Less than a week after a gunman murdered at least 50 people at two mosques in Christchurch, New Zealand, Prime Minister Jacinda Ardern effectively banned the sale of AR-15s and all similar assault rifles Thursday afternoon. "Six days after this attack, we are announcing a ban on all military-style semi-automatics (MSSA) and assault rifles in New Zealand," Ardern said. "Related parts used to convert these guns into MSSAs are also being banned, along with all high-capacity magazines."
These changes will require legislation, and Ardern said she expects the bans to be enshrined in law by April 11, with a buy-back program put in place afterward. In the meantime, the government has immediately reclassified "virtually all" of the weapons she mentioned so buying them now require a special permit from the police. "I can assure people that there is no point in applying for such a permit," Ardern added.
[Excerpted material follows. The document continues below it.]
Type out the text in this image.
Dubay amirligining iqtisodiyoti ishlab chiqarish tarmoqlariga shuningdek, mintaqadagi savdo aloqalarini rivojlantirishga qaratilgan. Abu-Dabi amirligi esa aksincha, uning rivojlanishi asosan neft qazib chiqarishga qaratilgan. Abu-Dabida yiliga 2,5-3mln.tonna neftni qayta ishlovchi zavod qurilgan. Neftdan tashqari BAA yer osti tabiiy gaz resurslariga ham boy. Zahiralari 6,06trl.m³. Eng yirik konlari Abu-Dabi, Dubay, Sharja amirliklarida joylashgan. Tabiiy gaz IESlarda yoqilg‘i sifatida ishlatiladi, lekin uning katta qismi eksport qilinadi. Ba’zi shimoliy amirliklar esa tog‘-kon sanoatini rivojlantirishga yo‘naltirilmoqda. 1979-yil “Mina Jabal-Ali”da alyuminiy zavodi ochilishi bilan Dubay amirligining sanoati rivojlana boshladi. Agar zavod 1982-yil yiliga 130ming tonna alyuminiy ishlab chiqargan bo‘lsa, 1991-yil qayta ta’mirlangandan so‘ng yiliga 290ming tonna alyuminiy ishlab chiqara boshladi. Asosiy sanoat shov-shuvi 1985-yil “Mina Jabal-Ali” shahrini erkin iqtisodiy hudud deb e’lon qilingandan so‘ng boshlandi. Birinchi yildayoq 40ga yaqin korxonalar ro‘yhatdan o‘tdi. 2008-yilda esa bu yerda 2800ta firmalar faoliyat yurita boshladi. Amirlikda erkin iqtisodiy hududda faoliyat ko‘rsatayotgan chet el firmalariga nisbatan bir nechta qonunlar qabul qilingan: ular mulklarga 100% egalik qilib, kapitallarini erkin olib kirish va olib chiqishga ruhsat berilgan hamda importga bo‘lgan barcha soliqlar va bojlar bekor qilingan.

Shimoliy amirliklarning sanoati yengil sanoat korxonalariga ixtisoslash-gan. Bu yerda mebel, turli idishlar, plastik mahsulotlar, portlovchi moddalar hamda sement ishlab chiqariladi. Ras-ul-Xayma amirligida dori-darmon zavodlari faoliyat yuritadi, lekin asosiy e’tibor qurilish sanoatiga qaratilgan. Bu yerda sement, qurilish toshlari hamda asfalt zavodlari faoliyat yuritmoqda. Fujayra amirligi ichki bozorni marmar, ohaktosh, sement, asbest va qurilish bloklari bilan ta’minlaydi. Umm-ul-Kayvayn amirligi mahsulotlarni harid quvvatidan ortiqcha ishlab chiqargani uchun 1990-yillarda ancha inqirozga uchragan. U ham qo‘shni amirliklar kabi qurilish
"I strongly believe that the vast majority of legitimate gun owners in New Zealand will understand that these moves are in the national interest, and will take these changes in their stride," Ardern said. She got immediate backing from the trade group Federated Farmers, which said "this will not be popular among some of our members, but after a week of intense debate and careful consideration by our elected representatives and staff, we believe this is the only practicable solution."
Australia banned semi-automatic weapons after a 1996 mass shooting in which a gunman with an AR-15 murdered 35 people.